Pity poor Mehl. By disproving the notion that women were the Chatty Cathys of the species, the University of Arizona researcher had thrown science up against stereotypes. He'd put mere math up against myth.

This story began as an attempt to put a number on the chat gap between men and women. One pop psychologist after another claimed a gap of immense proportions. They said that women used 20,000 words per day to men's 7,000. Or 7,000 words a day to men's 2,000.

If tongues were not tied, they were hard-wired by gender. If men were from Mars and women from Venus, Mars was a taciturn planet and Venus was positively garrulous.

But Mehl decided to count. Some 400 college students were equipped with recording devices. It turned out, both men and women use roughly 16,000 words a day. By contrast, the range among individuals was huge. The Chattiest Carl used 47,000 words, the Silentest Sam 700.

This got the media attention allotted to a myth-busting, man-bites-dog story on a slow news day. News? Did I say news? Mehl may have been the first who actually counted, but he was by no means the first to challenge the chat gap.

Indeed, a survey of 70 prior studies of men, women and chatter is about to be published by UC-Santa Cruz psychologist Campbell Leaper. This survey also shows no consistent gap in talkativeness.

Now let's acknowledge that there is a difference between the quantity and quality of words. Linguistics professor Deborah Tannen has long written about men's "report-talk" and women's "rapport-talk." Leaper notes that in some of the studies he reviewed, mothers were more likely to talk with their children than were fathers. If the subject was impersonal or problem-solving, men took up more of the airwaves. If it was personal, women did.

But in every situation, our similarities are far greater than the differences. So I've been wondering, when did you last hear a cry of "Vive La Similarite"?

The chat gap is tenacious because it's what University of Pennsylvania phoneticist Mark Liberman calls "an equal-opportunity prejudice." On the one hand, he says, "There are people with negative attitudes toward women who see it as showing women are empty-headed chatterboxes and men are serious." (See the e-mailers above.) But he adds, "There's another group who sees women as socially oriented, verbally adept makers of connections and men as tool-oriented, cold-hearted, unconnected loners."

Whichever you pick, the equal-opportunity prejudice is a bulwark against change. In public life, it's easy to tag any woman who speaks up as speaking too much. In private life, wives are supposed to accept the taciturn as masculine. "Men can go home and not talk to their wives," says Leaper. "It's teaching wives to accept that he's a cave man at heart."

So here we go, once more into this breach, bearing numbers.

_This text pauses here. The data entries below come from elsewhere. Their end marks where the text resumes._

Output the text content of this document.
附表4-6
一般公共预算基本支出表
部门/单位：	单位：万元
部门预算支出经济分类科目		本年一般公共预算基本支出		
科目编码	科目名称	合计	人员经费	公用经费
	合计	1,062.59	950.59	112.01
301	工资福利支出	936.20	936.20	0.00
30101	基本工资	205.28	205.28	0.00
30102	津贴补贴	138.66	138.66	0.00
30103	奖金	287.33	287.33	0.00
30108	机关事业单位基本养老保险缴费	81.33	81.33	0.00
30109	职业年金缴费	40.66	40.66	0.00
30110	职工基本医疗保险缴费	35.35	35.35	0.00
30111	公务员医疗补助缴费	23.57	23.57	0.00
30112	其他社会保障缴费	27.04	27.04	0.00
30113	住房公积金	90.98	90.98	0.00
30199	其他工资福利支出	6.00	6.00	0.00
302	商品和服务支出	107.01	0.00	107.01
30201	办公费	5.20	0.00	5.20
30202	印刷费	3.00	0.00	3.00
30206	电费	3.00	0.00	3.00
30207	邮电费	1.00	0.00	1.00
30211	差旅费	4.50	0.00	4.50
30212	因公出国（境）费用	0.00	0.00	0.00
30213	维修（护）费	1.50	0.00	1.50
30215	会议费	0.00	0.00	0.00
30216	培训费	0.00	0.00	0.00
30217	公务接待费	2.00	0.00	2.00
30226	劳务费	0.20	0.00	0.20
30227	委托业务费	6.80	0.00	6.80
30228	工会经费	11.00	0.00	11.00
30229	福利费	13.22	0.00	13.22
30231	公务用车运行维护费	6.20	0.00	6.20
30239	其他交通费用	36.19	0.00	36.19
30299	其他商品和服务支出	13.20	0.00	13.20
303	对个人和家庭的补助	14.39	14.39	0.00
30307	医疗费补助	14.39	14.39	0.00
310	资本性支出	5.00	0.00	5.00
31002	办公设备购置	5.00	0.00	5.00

They support the much less marketable truth about men and women that psychologist Janet Hyde whimsically describes this way: "Men are from North Dakota and women are from South Dakota."

I have no idea how long the math will trump the myth. But for now, Mehl has given us something to talk about. At around 16,000 words per day per man ... and per woman. Now, is anybody out there studying how much we listen?